The US Department of Housing and Urban Development (HUD) has three housing assistance programs that we look at together: Housing Choice Vouchers (Section 8), Project-based Section 8, and Public Housing. In Colorado, these programs provided assistance to over 90% of the households who received federal housing assistance from all HUD programs. Through federally funded, local or regional public housing agencies (PHAs) are the agencies that administer these programs, through not all are available in all counties. These are not the only programs available in Colorado that assist households afford the cost of housing, such as units funded through federal and state tax credit programs.

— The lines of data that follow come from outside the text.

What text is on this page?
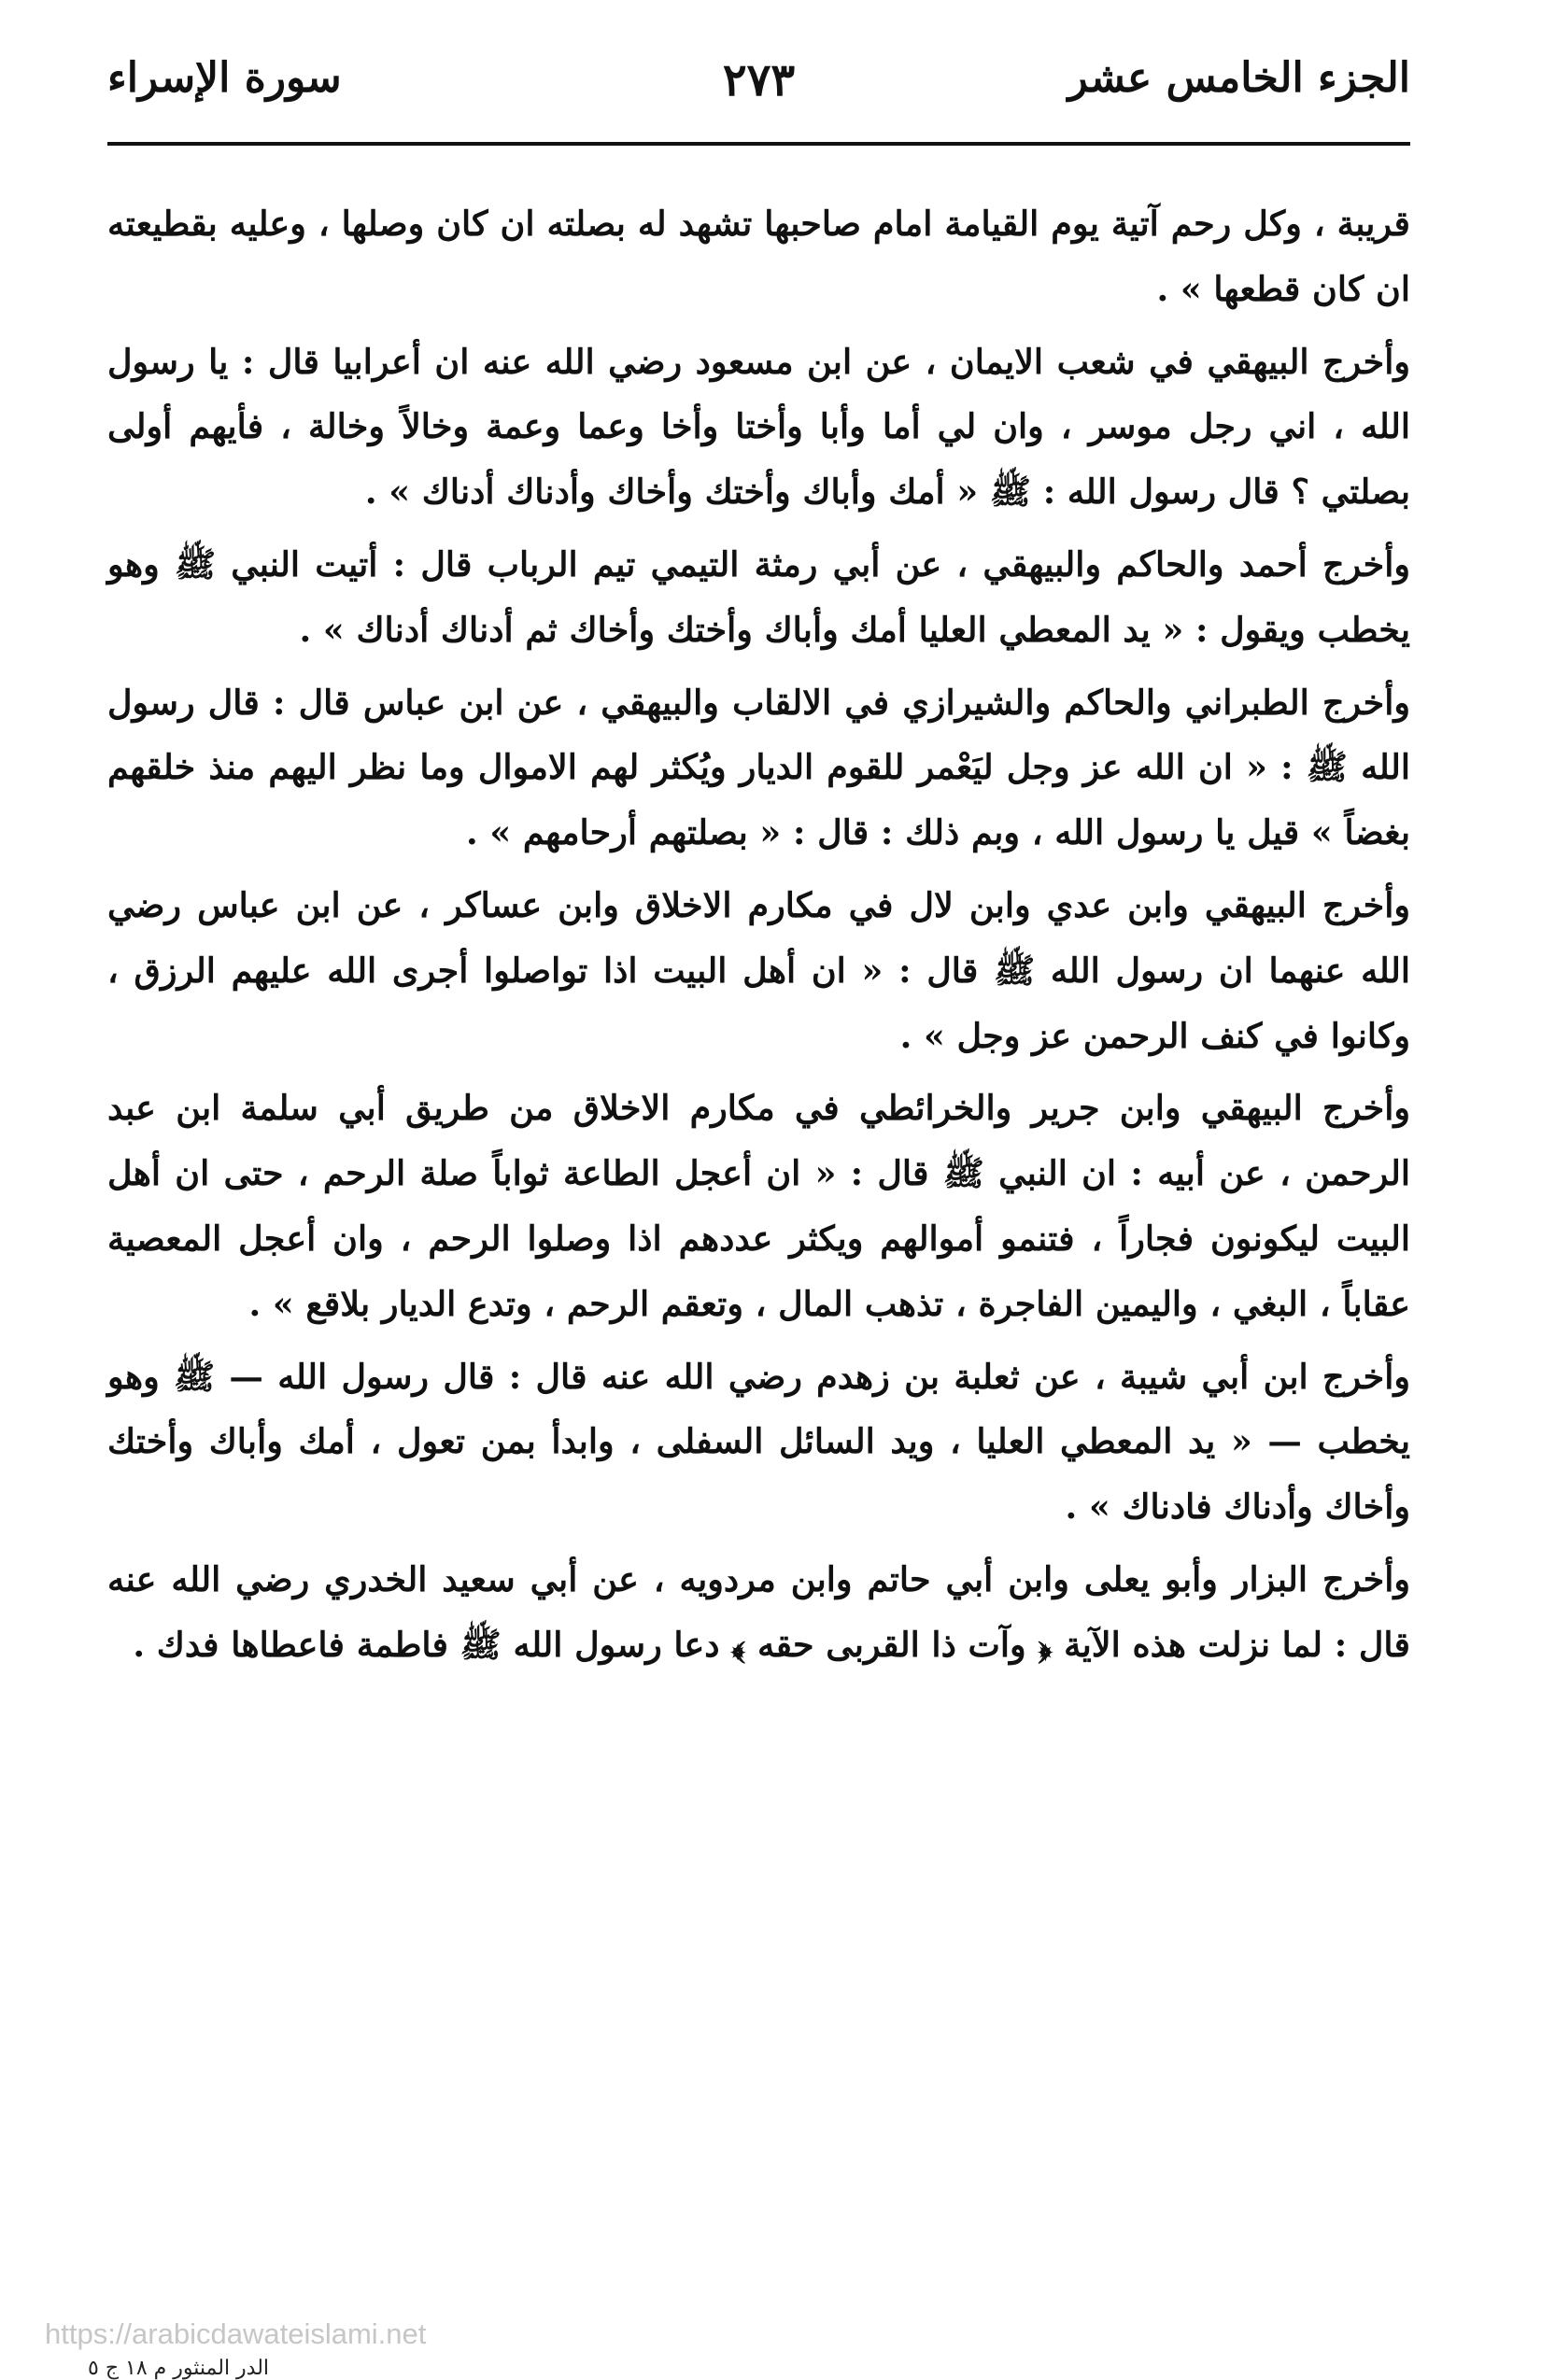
الجزء الخامس عشر
٢٧٣
سورة الإسراء

قريبة ، وكل رحم آتية يوم القيامة امام صاحبها تشهد له بصلته ان كان وصلها ، وعليه بقطيعته ان كان قطعها » .

وأخرج البيهقي في شعب الايمان ، عن ابن مسعود رضي الله عنه ان أعرابيا قال : يا رسول الله ، اني رجل موسر ، وان لي أما وأبا وأختا وأخا وعما وعمة وخالاً وخالة ، فأيهم أولى بصلتي ؟ قال رسول الله : ﷺ « أمك وأباك وأختك وأخاك وأدناك أدناك » .

وأخرج أحمد والحاكم والبيهقي ، عن أبي رمثة التيمي تيم الرباب قال : أتيت النبي ﷺ وهو يخطب ويقول : « يد المعطي العليا أمك وأباك وأختك وأخاك ثم أدناك أدناك » .

وأخرج الطبراني والحاكم والشيرازي في الالقاب والبيهقي ، عن ابن عباس قال : قال رسول الله ﷺ : « ان الله عز وجل ليَعْمر للقوم الديار ويُكثر لهم الاموال وما نظر اليهم منذ خلقهم بغضاً » قيل يا رسول الله ، وبم ذلك : قال : « بصلتهم أرحامهم » .

وأخرج البيهقي وابن عدي وابن لال في مكارم الاخلاق وابن عساكر ، عن ابن عباس رضي الله عنهما ان رسول الله ﷺ قال : « ان أهل البيت اذا تواصلوا أجرى الله عليهم الرزق ، وكانوا في كنف الرحمن عز وجل » .

وأخرج البيهقي وابن جرير والخرائطي في مكارم الاخلاق من طريق أبي سلمة ابن عبد الرحمن ، عن أبيه : ان النبي ﷺ قال : « ان أعجل الطاعة ثواباً صلة الرحم ، حتى ان أهل البيت ليكونون فجاراً ، فتنمو أموالهم ويكثر عددهم اذا وصلوا الرحم ، وان أعجل المعصية عقاباً ، البغي ، واليمين الفاجرة ، تذهب المال ، وتعقم الرحم ، وتدع الديار بلاقع » .

وأخرج ابن أبي شيبة ، عن ثعلبة بن زهدم رضي الله عنه قال : قال رسول الله — ﷺ وهو يخطب — « يد المعطي العليا ، ويد السائل السفلى ، وابدأ بمن تعول ، أمك وأباك وأختك وأخاك وأدناك فادناك » .

وأخرج البزار وأبو يعلى وابن أبي حاتم وابن مردويه ، عن أبي سعيد الخدري رضي الله عنه قال : لما نزلت هذه الآية ﴿ وآت ذا القربى حقه ﴾ دعا رسول الله ﷺ فاطمة فاعطاها فدك .

https://arabicdawateislami.net
الدر المنثور م ١٨ ج ٥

State Department: Department of Local Affairs

Eligibility: Generally, households with incomes under 50% of the area median income (AMI) of the county they live in are eligible for these rental assistance programs, although PHAs have discretion to select households with incomes at higher percentages of AMI. That said, HUD requires that 75% of new vouchers issued through the Housing Choice Voucher/Section 8 program in a given year are targeted to households with incomes at or below 30% of AMI. PHAs are also able to create criteria that give priority to certain types of households who are on waiting lists for these programs.

Program Benefits: These rental assistance programs help households afford the cost of housing by reducing their housing costs to around 30% of their household income. In the case of the Housing Choice Voucher program, the PHA pays the voucher holder’s landlord the remaining portion of the rent.

Program Funding and Access: Funding and access are both challenges for these rental assistance programs. In addition to limitations on the number of public housing units or housing vouchers a PHA can manage or issue, lack of funding compared to the need constrains the ability of PHAs to assist low-income households. In 2020, Coloradans were on waitlists for Housing Choice Vouchers for an average of 17 months. Waitlists also exist for the other rental assistance programs.

Statewide Program Access 2015-19: Over the study period of this report, an average of 21.1% of renter households with incomes at or below 50% AMI (i.e., the population who is likely to be eligible for HUD rental assistance programs) were living in subsidized housing.